Sleepaway camps will not be allowed to operate in New York this summer, Commissioner of Health Dr. Howard Zucker said Friday, citing the risks of COVID-19 and the difficulty in enforcing social distancing and mask use.
Parents and camp operators had been waiting for weeks on the decision, which follows an early June order allowing day camps to open later this month. But New York Gov. Andrew Cuomo repeatedly said he considered sleepaway camps a very different matter, often adding that he would not let his own children go to one.
Tracking Coronavirus in Tri-State
"Overnight camps have congregate settings and sleeping arrangements in close quarters that present too many risks," Zucker said in a statement. "In such a setting, even a single positive case in a camper or staff member could create an untenable quarantine situation and overwhelm camp health personnel that may not be able to handle a serious infectious outbreak of this nature."

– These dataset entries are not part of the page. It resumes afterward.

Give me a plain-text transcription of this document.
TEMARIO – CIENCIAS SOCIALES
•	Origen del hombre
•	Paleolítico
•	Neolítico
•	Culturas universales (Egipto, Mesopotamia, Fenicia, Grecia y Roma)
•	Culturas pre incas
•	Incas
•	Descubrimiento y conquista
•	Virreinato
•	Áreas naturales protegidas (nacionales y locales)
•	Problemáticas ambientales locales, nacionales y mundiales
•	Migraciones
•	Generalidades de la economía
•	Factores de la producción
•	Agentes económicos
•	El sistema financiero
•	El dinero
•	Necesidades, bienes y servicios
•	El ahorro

Get Tri-state area news and weather forecasts to your inbox. Sign up for NBC New York newsletters.
As cases spike dramatically in a number of states that have reopened, Cuomo has cautioned against rushing into activities where too many people congregate in close quarters.
The particular risk with camps, he says, is MIS-C, which hundreds of children developed after being infected with COVID-19. Most of them ended up in intensive care and at least three died in New York from the condition.
"And while infection rates are declining, we need to proceed with caution and take every step possible to avoid undoing all the progress New Yorkers have made in bending the curve and reopening the state safety and responsibly," Zucker continued.
Cuomo said June 2 that summer day camps could reopen June 29 with strict precautions to minimize the risk of spreading the virus.
Hours before the decision was made officials, Orthodox Jewish children took to the streets of Brooklyn Friday, asking Gov. Andrew Cuomo to allow sleepaway camps to reopen for the summer.